O ex-presidente do Banco Regional de Brasília (BRB), Paulo Henrique Costa, foi preso na manhã desta quinta-feira (16), durante a quarta fase da Operação Compliance Zero, que investiga um esquema de lavagem de dinheiro e pagamento de vantagens indevidas a agentes públicos.
A ação da Polícia Federal cumpre mandados de prisão preventiva e de busca e apreensão no Distrito Federal e em São Paulo, autorizados pelo Supremo Tribunal Federal (STF). Os investigados podem responder por corrupção, lavagem de dinheiro, crimes financeiros e organização criminosa.
Durante as apurações, a investigação identificou que o BRB tentou vender terrenos em áreas protegidas de Brasília como forma de cobrir prejuízos financeiros. As áreas pertencem ao governo do Distrito Federal e a proposta previa a alienação de terrenos considerados de alto valor.

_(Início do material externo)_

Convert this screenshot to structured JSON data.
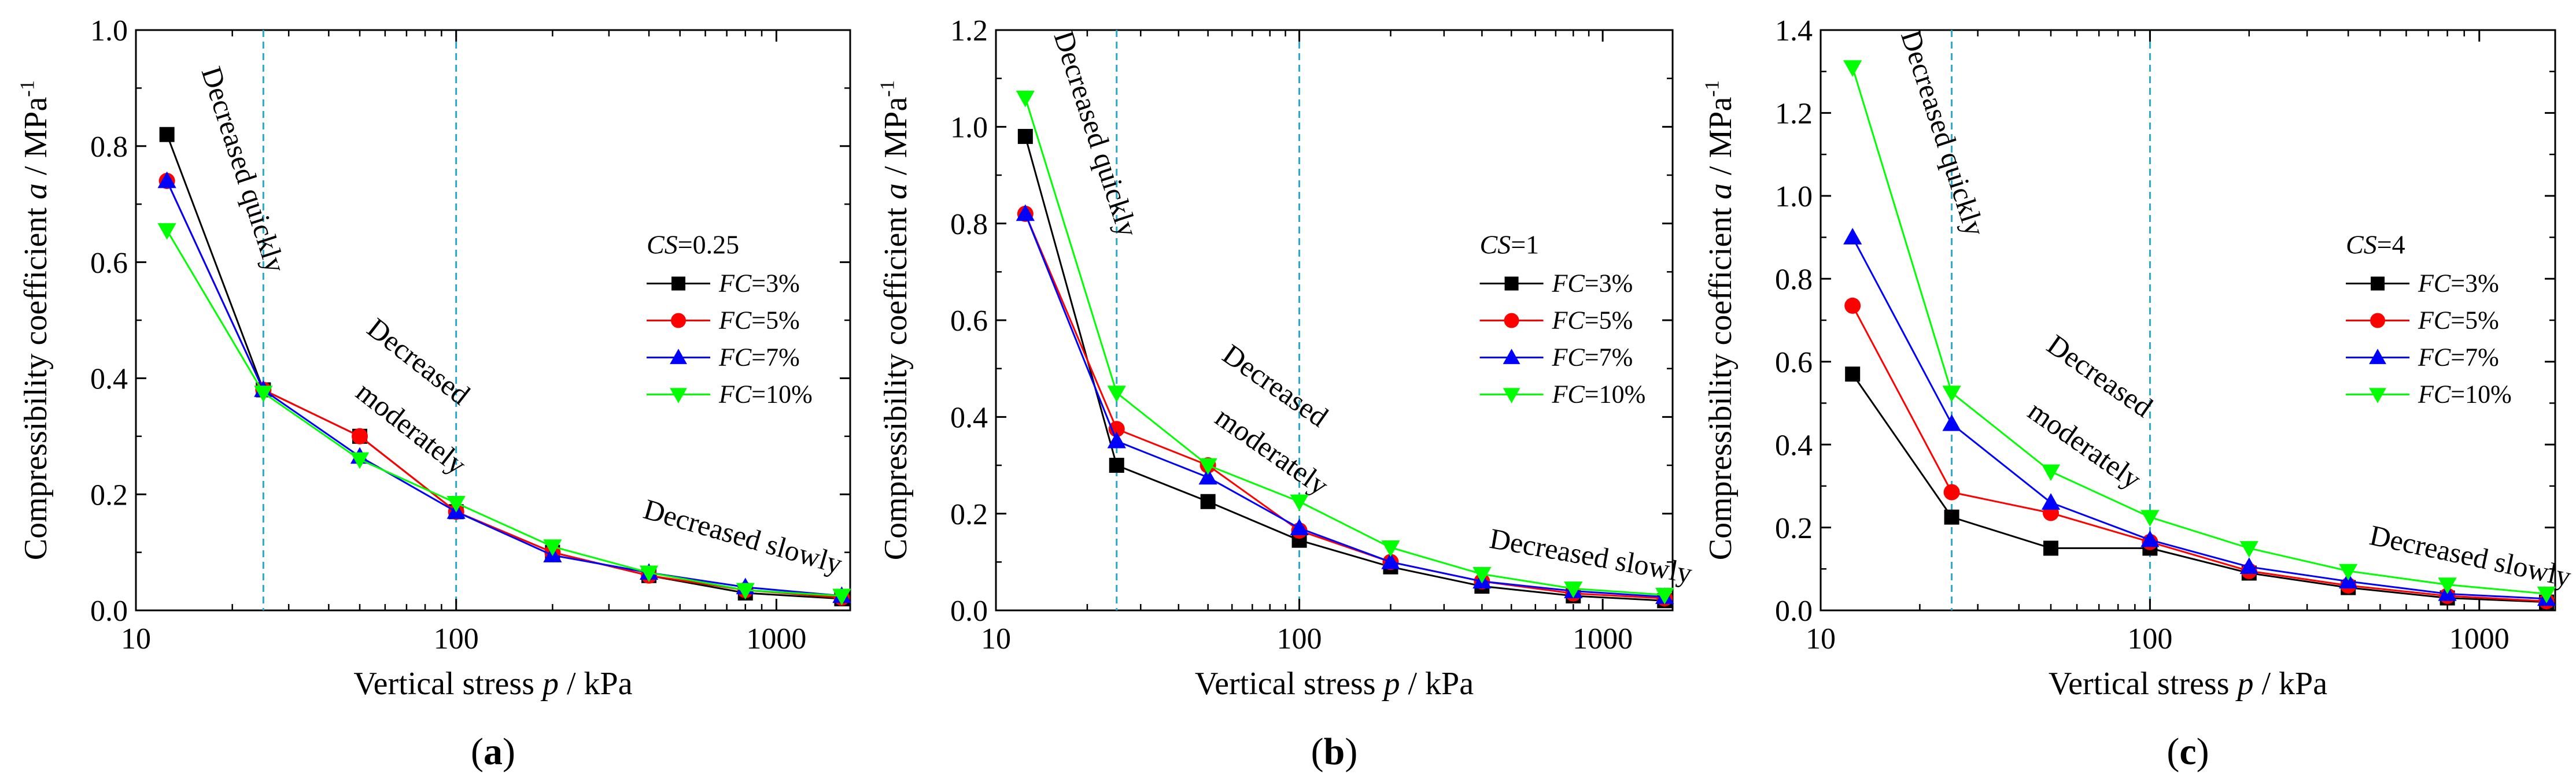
{
  "figure": {
    "panel_labels": [
      "(a)",
      "(b)",
      "(c)"
    ]
  },
  "chart_data": [
    {
      "type": "line",
      "panel": "(a)",
      "xlabel": "Vertical stress p / kPa",
      "ylabel": "Compressibility coefficient a / MPa-1",
      "xscale": "log",
      "xlim": [
        10,
        1700
      ],
      "ylim": [
        0,
        1.0
      ],
      "x_ticks": [
        10,
        100,
        1000
      ],
      "x_tick_labels": [
        "10",
        "100",
        "1000"
      ],
      "y_ticks": [
        0,
        0.2,
        0.4,
        0.6,
        0.8,
        1.0
      ],
      "y_tick_labels": [
        "0.0",
        "0.2",
        "0.4",
        "0.6",
        "0.8",
        "1.0"
      ],
      "vlines": [
        25,
        100
      ],
      "legend_title": "CS=0.25",
      "legend_position": "right",
      "annotations": [
        {
          "text": "Decreased quickly",
          "x": 16,
          "y": 0.93,
          "rotate": 72
        },
        {
          "text": "Decreased",
          "x": 52,
          "y": 0.48,
          "rotate": 38
        },
        {
          "text": "moderately",
          "x": 48,
          "y": 0.37,
          "rotate": 38
        },
        {
          "text": "Decreased slowly",
          "x": 380,
          "y": 0.16,
          "rotate": 16
        }
      ],
      "x": [
        12.5,
        25,
        50,
        100,
        200,
        400,
        800,
        1600
      ],
      "series": [
        {
          "name": "FC=3%",
          "color": "#000000",
          "marker": "square",
          "values": [
            0.82,
            0.38,
            0.3,
            0.17,
            0.1,
            0.06,
            0.03,
            0.02
          ]
        },
        {
          "name": "FC=5%",
          "color": "#ff0000",
          "marker": "circle",
          "values": [
            0.74,
            0.38,
            0.3,
            0.17,
            0.1,
            0.06,
            0.035,
            0.022
          ]
        },
        {
          "name": "FC=7%",
          "color": "#0000ff",
          "marker": "triangle-up",
          "values": [
            0.74,
            0.38,
            0.265,
            0.17,
            0.095,
            0.065,
            0.04,
            0.025
          ]
        },
        {
          "name": "FC=10%",
          "color": "#00ff00",
          "marker": "triangle-down",
          "values": [
            0.655,
            0.375,
            0.26,
            0.185,
            0.11,
            0.065,
            0.035,
            0.025
          ]
        }
      ]
    },
    {
      "type": "line",
      "panel": "(b)",
      "xlabel": "Vertical stress p / kPa",
      "ylabel": "Compressibility coefficient a / MPa-1",
      "xscale": "log",
      "xlim": [
        10,
        1700
      ],
      "ylim": [
        0,
        1.2
      ],
      "x_ticks": [
        10,
        100,
        1000
      ],
      "x_tick_labels": [
        "10",
        "100",
        "1000"
      ],
      "y_ticks": [
        0,
        0.2,
        0.4,
        0.6,
        0.8,
        1.0,
        1.2
      ],
      "y_tick_labels": [
        "0.0",
        "0.2",
        "0.4",
        "0.6",
        "0.8",
        "1.0",
        "1.2"
      ],
      "vlines": [
        25,
        100
      ],
      "legend_title": "CS=1",
      "legend_position": "right",
      "annotations": [
        {
          "text": "Decreased quickly",
          "x": 15.5,
          "y": 1.19,
          "rotate": 72
        },
        {
          "text": "Decreased",
          "x": 55,
          "y": 0.52,
          "rotate": 35
        },
        {
          "text": "moderately",
          "x": 52,
          "y": 0.39,
          "rotate": 35
        },
        {
          "text": "Decreased slowly",
          "x": 420,
          "y": 0.13,
          "rotate": 10
        }
      ],
      "x": [
        12.5,
        25,
        50,
        100,
        200,
        400,
        800,
        1600
      ],
      "series": [
        {
          "name": "FC=3%",
          "color": "#000000",
          "marker": "square",
          "values": [
            0.98,
            0.3,
            0.225,
            0.145,
            0.09,
            0.05,
            0.03,
            0.02
          ]
        },
        {
          "name": "FC=5%",
          "color": "#ff0000",
          "marker": "circle",
          "values": [
            0.82,
            0.375,
            0.3,
            0.165,
            0.1,
            0.06,
            0.035,
            0.025
          ]
        },
        {
          "name": "FC=7%",
          "color": "#0000ff",
          "marker": "triangle-up",
          "values": [
            0.82,
            0.35,
            0.275,
            0.17,
            0.1,
            0.06,
            0.04,
            0.028
          ]
        },
        {
          "name": "FC=10%",
          "color": "#00ff00",
          "marker": "triangle-down",
          "values": [
            1.06,
            0.45,
            0.3,
            0.225,
            0.13,
            0.075,
            0.045,
            0.032
          ]
        }
      ]
    },
    {
      "type": "line",
      "panel": "(c)",
      "xlabel": "Vertical stress p / kPa",
      "ylabel": "Compressibility coefficient a / MPa-1",
      "xscale": "log",
      "xlim": [
        10,
        1700
      ],
      "ylim": [
        0,
        1.4
      ],
      "x_ticks": [
        10,
        100,
        1000
      ],
      "x_tick_labels": [
        "10",
        "100",
        "1000"
      ],
      "y_ticks": [
        0,
        0.2,
        0.4,
        0.6,
        0.8,
        1.0,
        1.2,
        1.4
      ],
      "y_tick_labels": [
        "0.0",
        "0.2",
        "0.4",
        "0.6",
        "0.8",
        "1.0",
        "1.2",
        "1.4"
      ],
      "vlines": [
        25,
        100
      ],
      "legend_title": "CS=4",
      "legend_position": "right",
      "annotations": [
        {
          "text": "Decreased quickly",
          "x": 17.5,
          "y": 1.39,
          "rotate": 72
        },
        {
          "text": "Decreased",
          "x": 48,
          "y": 0.63,
          "rotate": 35
        },
        {
          "text": "moderately",
          "x": 42,
          "y": 0.47,
          "rotate": 35
        },
        {
          "text": "Decreased slowly",
          "x": 460,
          "y": 0.16,
          "rotate": 12
        }
      ],
      "x": [
        12.5,
        25,
        50,
        100,
        200,
        400,
        800,
        1600
      ],
      "series": [
        {
          "name": "FC=3%",
          "color": "#000000",
          "marker": "square",
          "values": [
            0.57,
            0.225,
            0.15,
            0.15,
            0.09,
            0.055,
            0.03,
            0.02
          ]
        },
        {
          "name": "FC=5%",
          "color": "#ff0000",
          "marker": "circle",
          "values": [
            0.735,
            0.285,
            0.235,
            0.165,
            0.095,
            0.06,
            0.035,
            0.022
          ]
        },
        {
          "name": "FC=7%",
          "color": "#0000ff",
          "marker": "triangle-up",
          "values": [
            0.9,
            0.45,
            0.26,
            0.17,
            0.105,
            0.07,
            0.04,
            0.028
          ]
        },
        {
          "name": "FC=10%",
          "color": "#00ff00",
          "marker": "triangle-down",
          "values": [
            1.31,
            0.525,
            0.335,
            0.225,
            0.15,
            0.095,
            0.062,
            0.04
          ]
        }
      ]
    }
  ]
}
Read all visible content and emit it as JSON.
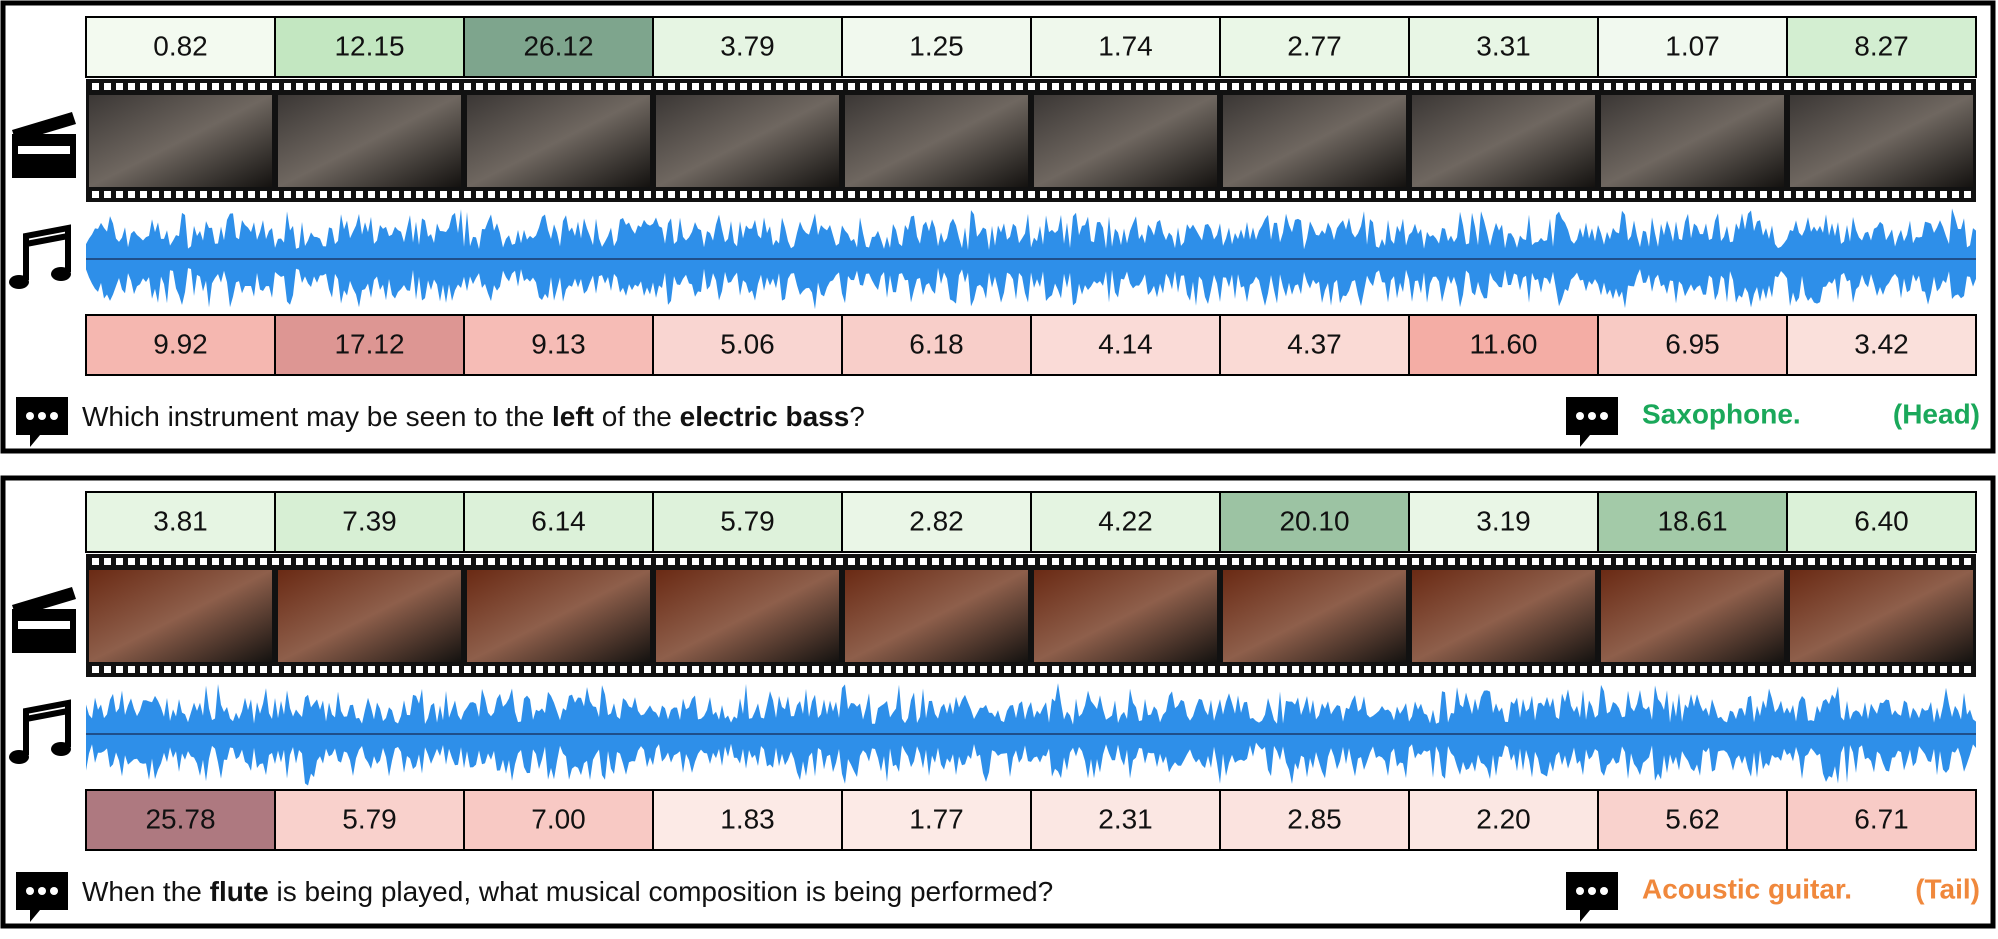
{
  "panels": [
    {
      "video_scores": [
        "0.82",
        "12.15",
        "26.12",
        "3.79",
        "1.25",
        "1.74",
        "2.77",
        "3.31",
        "1.07",
        "8.27"
      ],
      "audio_scores": [
        "9.92",
        "17.12",
        "9.13",
        "5.06",
        "6.18",
        "4.14",
        "4.37",
        "11.60",
        "6.95",
        "3.42"
      ],
      "question": [
        {
          "text": "Which instrument may be seen to the "
        },
        {
          "text": "left",
          "bold": true
        },
        {
          "text": " of the "
        },
        {
          "text": "electric bass",
          "bold": true
        },
        {
          "text": "?"
        }
      ],
      "answer": "Saxophone.",
      "tag": "(Head)",
      "answer_color": "#1aa85a",
      "frame_tone": "#3b3735"
    },
    {
      "video_scores": [
        "3.81",
        "7.39",
        "6.14",
        "5.79",
        "2.82",
        "4.22",
        "20.10",
        "3.19",
        "18.61",
        "6.40"
      ],
      "audio_scores": [
        "25.78",
        "5.79",
        "7.00",
        "1.83",
        "1.77",
        "2.31",
        "2.85",
        "2.20",
        "5.62",
        "6.71"
      ],
      "question": [
        {
          "text": "When the "
        },
        {
          "text": "flute",
          "bold": true
        },
        {
          "text": " is being played, what musical composition is being performed?"
        }
      ],
      "answer": "Acoustic guitar.",
      "tag": "(Tail)",
      "answer_color": "#f0883c",
      "frame_tone": "#6a2a14"
    }
  ]
}
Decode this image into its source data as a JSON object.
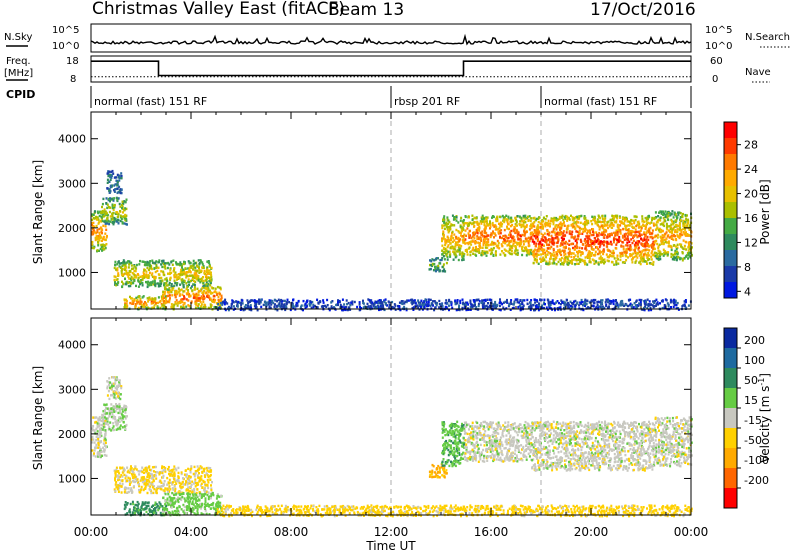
{
  "header": {
    "station": "Christmas Valley East (fitACF)",
    "beam": "Beam 13",
    "date": "17/Oct/2016"
  },
  "aux_panels": {
    "nsky_label": "N.Sky",
    "nsearch_label": "N.Search",
    "freq_label_line1": "Freq.",
    "freq_label_line2": "[MHz]",
    "nave_label": "Nave",
    "cpid_label": "CPID",
    "nsky_ticks": [
      "10^5",
      "10^0"
    ],
    "freq_ticks": [
      "18",
      "8"
    ],
    "nave_ticks": [
      "60",
      "0"
    ]
  },
  "cpid_modes": [
    {
      "label": "normal (fast) 151 RF",
      "start_hour": 0,
      "end_hour": 12
    },
    {
      "label": "rbsp 201 RF",
      "start_hour": 12,
      "end_hour": 18
    },
    {
      "label": "normal (fast) 151 RF",
      "start_hour": 18,
      "end_hour": 24
    }
  ],
  "power_colorbar": {
    "label": "Power [dB]",
    "ticks": [
      "28",
      "24",
      "20",
      "16",
      "12",
      "8",
      "4"
    ],
    "colors": [
      "#ff0000",
      "#ff3a00",
      "#ff7a00",
      "#ffaa00",
      "#e7c000",
      "#aabf00",
      "#44aa44",
      "#2e8a5e",
      "#2a6aa0",
      "#1a3aa8",
      "#0018e0"
    ]
  },
  "velocity_colorbar": {
    "label_main": "Velocity",
    "label_units": "[m s",
    "label_exp": "-1",
    "label_close": "]",
    "ticks": [
      "200",
      "100",
      "50",
      "15",
      "-15",
      "-50",
      "-100",
      "-200"
    ],
    "colors": [
      "#0a2aa0",
      "#1e6aa0",
      "#2e8a5e",
      "#66cc44",
      "#c8c8c0",
      "#ffd000",
      "#ffaa00",
      "#ff6600",
      "#ff0000"
    ]
  },
  "x_axis": {
    "title": "Time UT",
    "tick_labels": [
      "00:00",
      "04:00",
      "08:00",
      "12:00",
      "16:00",
      "20:00",
      "00:00"
    ]
  },
  "chart_data": {
    "type": "heatmap",
    "x_range_hours": [
      0,
      24
    ],
    "y_range_km": [
      180,
      4600
    ],
    "ylabel": "Slant Range [km]",
    "xlabel": "Time UT",
    "y_ticks": [
      1000,
      2000,
      3000,
      4000
    ],
    "y_tick_labels": [
      "1000",
      "2000",
      "3000",
      "4000"
    ],
    "panels": [
      "power",
      "velocity"
    ],
    "freq_trace": [
      {
        "start": 0,
        "end": 2.7,
        "mhz": 16
      },
      {
        "start": 2.7,
        "end": 14.9,
        "mhz": 10.5
      },
      {
        "start": 14.9,
        "end": 24,
        "mhz": 16
      }
    ],
    "nave_level": 12,
    "scatter_regions": [
      {
        "t0": 0.0,
        "t1": 0.6,
        "r0": 1500,
        "r1": 2400,
        "power": 24,
        "velocity": 0
      },
      {
        "t0": 0.4,
        "t1": 1.4,
        "r0": 2100,
        "r1": 2700,
        "power": 18,
        "velocity": 10
      },
      {
        "t0": 0.6,
        "t1": 1.2,
        "r0": 2800,
        "r1": 3300,
        "power": 10,
        "velocity": 0
      },
      {
        "t0": 0.9,
        "t1": 4.8,
        "r0": 700,
        "r1": 1300,
        "power": 20,
        "velocity": -20
      },
      {
        "t0": 1.3,
        "t1": 3.0,
        "r0": 200,
        "r1": 500,
        "power": 24,
        "velocity": 60
      },
      {
        "t0": 2.8,
        "t1": 5.2,
        "r0": 200,
        "r1": 700,
        "power": 26,
        "velocity": 30
      },
      {
        "t0": 5.0,
        "t1": 24.0,
        "r0": 180,
        "r1": 420,
        "power": 6,
        "velocity": -30
      },
      {
        "t0": 13.5,
        "t1": 14.2,
        "r0": 1050,
        "r1": 1350,
        "power": 14,
        "velocity": -60
      },
      {
        "t0": 14.0,
        "t1": 14.9,
        "r0": 1300,
        "r1": 2300,
        "power": 22,
        "velocity": 40
      },
      {
        "t0": 14.9,
        "t1": 17.6,
        "r0": 1400,
        "r1": 2300,
        "power": 26,
        "velocity": 0
      },
      {
        "t0": 17.6,
        "t1": 22.5,
        "r0": 1200,
        "r1": 2300,
        "power": 28,
        "velocity": 0
      },
      {
        "t0": 22.5,
        "t1": 24.0,
        "r0": 1300,
        "r1": 2400,
        "power": 22,
        "velocity": 0
      }
    ]
  }
}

A medida gerou controvérsia por envolver áreas ambientalmente protegidas e patrimônio público. Segundo as apurações, o rombo financeiro no banco é estimado em pelo menos R$ 5 bilhões.
O caso está relacionado às operações entre o BRB e o Banco Master, de Daniel Vorcaro, também investigado e preso. O banco público adquiriu carteiras e mantém participação em fundos ligados ao esquema sob investigação.
A apuração ganhou novo impulso após a relatoria do caso no STF ser assumida pelo ministro André Mendonça, que autorizou as medidas da operação.
O BRB, controlado majoritariamente pelo governo do Distrito Federal, enfrenta impacto financeiro após as operações investigadas. O banco vinha em processo de expansão e agora está sob pressão após a revelação das irregularidades.
O caso também tem repercussão política no Distrito Federal, com desdobramentos envolvendo a gestão do banco e decisões adotadas durante o período investigado.